To argue that one must view both sides of the question is to argue that one must view both sides of the question about crossing the street to oncoming traffic.  There is a right way and a wrong way to do that. The difference between virtue and vice is a very bright line. But some legislators are acting as if it is a distinction without a difference.

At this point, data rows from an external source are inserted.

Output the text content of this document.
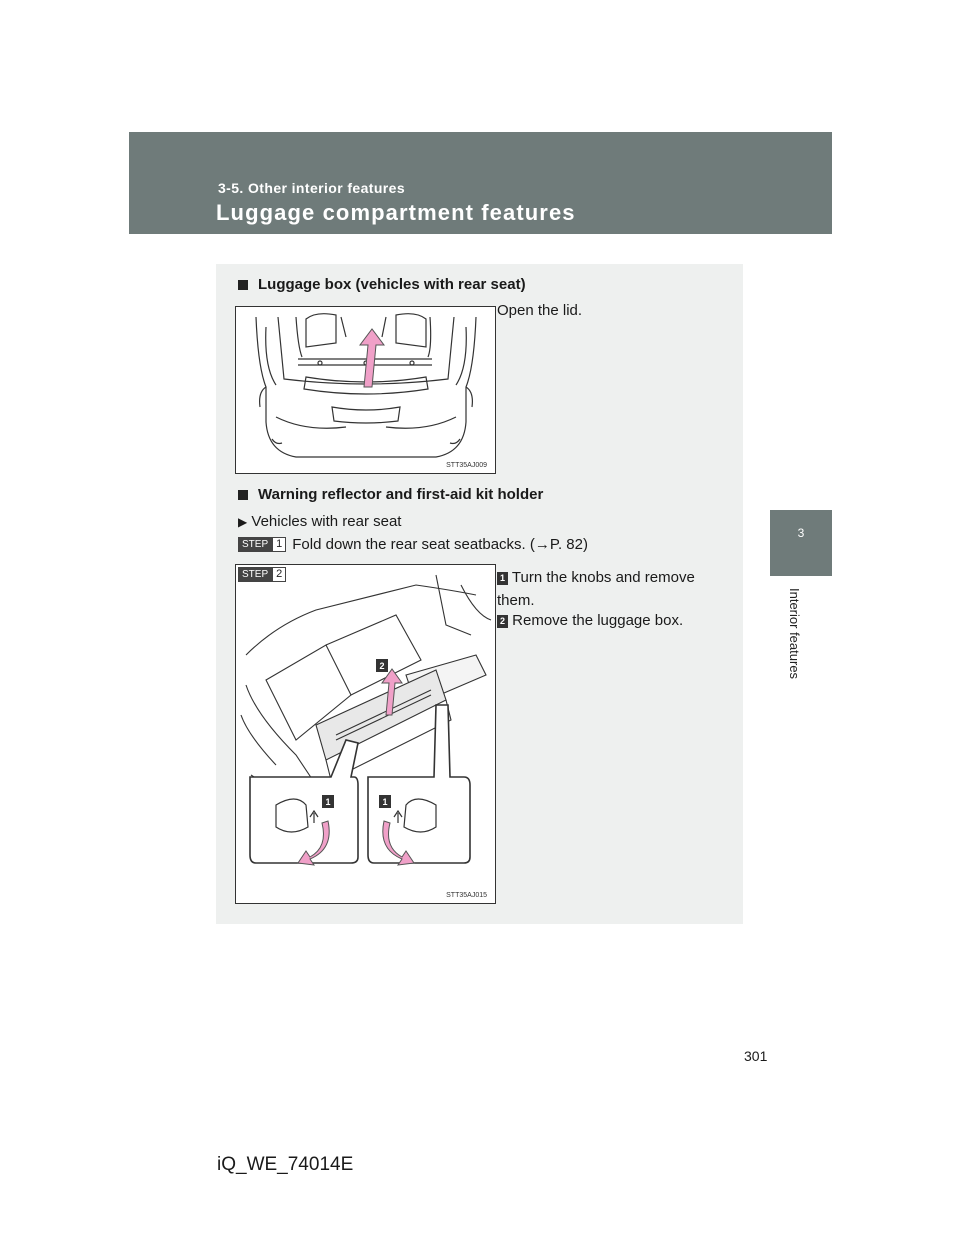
3-5. Other interior features
Luggage compartment features
3
Interior features
Luggage box (vehicles with rear seat)
Open the lid.
STT35AJ009
Warning reflector and first-aid kit holder
▶ Vehicles with rear seat
STEP 1 Fold down the rear seat seatbacks. (→P. 82)
STEP 2
2
1	1
STT35AJ015
1 Turn the knobs and remove them.
2 Remove the luggage box.
301
iQ_WE_74014E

We are trapped in Pope’s dilemma, mentioned at the head of this article. Vice is a monster, and it has a terrible face.  When we first see it, there is no question that we must resist as we run from it.  We know instantly that it is a terrible thing that we must not abide.  But like anything that we let linger about for too long, it becomes familiar to us, like an old coat or comfortable shoes.  We begin to lose both our moral and rational senses. We begin to pity it as if it were something we should pet, or feed, or take home and care for.  At that point, we are hooked and throw our mindless arms about it in a warm embrace. After that, it is like flypaper, and we cannot for the life of us get rid of it.

Before we get to that point—and too many in the State House, mostly Democrats but also some Republicans, are already at the pity stage–the House must pass this bill and move it to the Senate.  It’s time that we let common sense reign, not the voices of the bewildered and confused.